Lahr then went on to claim that criticism is "a life without risk; the critic is risking his opinion, the maker is risking his life. It's a humbling thought but important for the critic to keep it in mind -- a thought he can only know if he's made something himself."
As Terry says, "That's putting it a bit too strongly." But point taken.

Then again, Lahr--like many artists and many readers--probably underestimate the degree to which most critics have at least experienced the process of making theatre (beyond the high school level) even if they never achieved great heights or no longer practice.

Teachout lists many great critic-artists from the past, and I would add from, both past and present: Eric Bentley, Robert Brustein and Michael Feingold. Among my younger contemporaries: Alexis Soloski and Helen Shaw have both dramaturged and continue to do so periodically; Stevel Leigh Morris out in LA is a playwright; and, before he started writing operas, David Cote acted for years downtown, for Richard Foreman, among others.

There are doubtlessly others, so excuse me if I don't know everyone's background well enough.

As for me, while we're at it, I got an MFA in Directing, though never ended up doing much with it professionally (surprise!), and worked as a full time Literary Manager for a regional theatre for a couple of seasons before turning to writing and criticism more.
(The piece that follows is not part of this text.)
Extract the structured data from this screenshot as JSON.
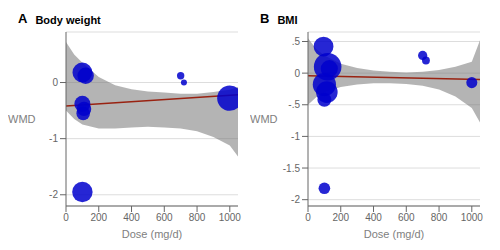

I still harbor hopes of penning some literary adaptations (yes, playwriting's poor relation) and maybe even translations.

Point is, most people who give a damn about theatre to begin with either got that way from participating in it, or their passion for spectating has led them at some point in their secret past, at least, to tread the boards or make some such stab. Whether it "succeeded" or not is beside the point if what matters is a first-hand experience.

And rather than scorn such former or part-time artists under the cliche of "those who can't do, criticize," I prefer to believe that that little part of our brains that holds us back (for whatever reason) from being stars in our own right, might just be the x-factor gene that makes a good critic.